Question

A block with mass of 10 kg is on a frictionless surface. One hand on the left side of the block is pushing it to the right. A second hand on the right side of the block is pushing it to the left. The block starts from rest. Then Hand 1 pushes with a force of 8 N and the block moves to the right a distance of 4 m, where it has a final velocity of 2 m/s. Between its initial and final positions, how much work did Hand 2 do?

Answer 1

Answer:

$W_2=-12J$

Explanation:

The work of force 2 will be given by the vectorial equation $W_2=F_2.d$. We know the value of $F_1$ and have information about its movement, which relates to the net force $F=F_1+F_2$.

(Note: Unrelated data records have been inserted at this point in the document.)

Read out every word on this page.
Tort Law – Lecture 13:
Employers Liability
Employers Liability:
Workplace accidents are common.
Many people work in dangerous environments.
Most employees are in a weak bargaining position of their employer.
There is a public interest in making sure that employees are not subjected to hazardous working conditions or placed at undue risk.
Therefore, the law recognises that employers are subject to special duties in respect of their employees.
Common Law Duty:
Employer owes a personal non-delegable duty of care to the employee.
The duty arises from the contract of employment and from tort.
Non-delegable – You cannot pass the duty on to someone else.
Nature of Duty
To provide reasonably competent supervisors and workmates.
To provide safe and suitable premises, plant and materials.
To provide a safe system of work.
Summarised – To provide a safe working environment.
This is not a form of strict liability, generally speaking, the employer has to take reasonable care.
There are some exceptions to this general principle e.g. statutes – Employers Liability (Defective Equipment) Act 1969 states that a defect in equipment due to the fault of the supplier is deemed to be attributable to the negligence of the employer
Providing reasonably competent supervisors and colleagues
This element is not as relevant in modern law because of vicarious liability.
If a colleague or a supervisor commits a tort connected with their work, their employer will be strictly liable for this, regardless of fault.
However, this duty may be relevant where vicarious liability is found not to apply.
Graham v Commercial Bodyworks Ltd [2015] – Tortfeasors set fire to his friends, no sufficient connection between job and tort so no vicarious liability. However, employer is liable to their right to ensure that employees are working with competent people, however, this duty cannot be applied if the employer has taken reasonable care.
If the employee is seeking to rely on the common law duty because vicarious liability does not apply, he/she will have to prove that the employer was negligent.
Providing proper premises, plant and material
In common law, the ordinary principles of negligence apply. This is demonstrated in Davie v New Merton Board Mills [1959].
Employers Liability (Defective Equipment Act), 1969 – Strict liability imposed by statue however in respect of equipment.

About this movement we can obtain the acceleration using the equation $v_f^2=v_i^2+2ad$. Since it departs from rest we have $a=\frac{v_f^2}{2d}$.

And then using Newton's 2dn Law we can obtain the net force F=ma, thus we will have $F_2=F-F_1=ma-F1=\frac{mv_f^2}{2d}-F_1$

And we had the work done by force 2 as:

$W_2=F_2.d=\frac{mv_f^2}{2}-F_1d$

(The sign will be given algebraically since we take positive the direction to the right.)

With our values:

$W_2=\frac{(10kg)(2m/s)^2}{2}-(8N)(4m)=-12J$

Another (shorter but maybe less intuitive way for someone who is learning) way of doing this would have been to say that the work done by both forces would be equal to the variation of kinetic energy:

$W_1+W_2=K_f-K_i=K_f=\frac{mv_f^2}{2}$

Which leads us to the previous equation straightforwardly.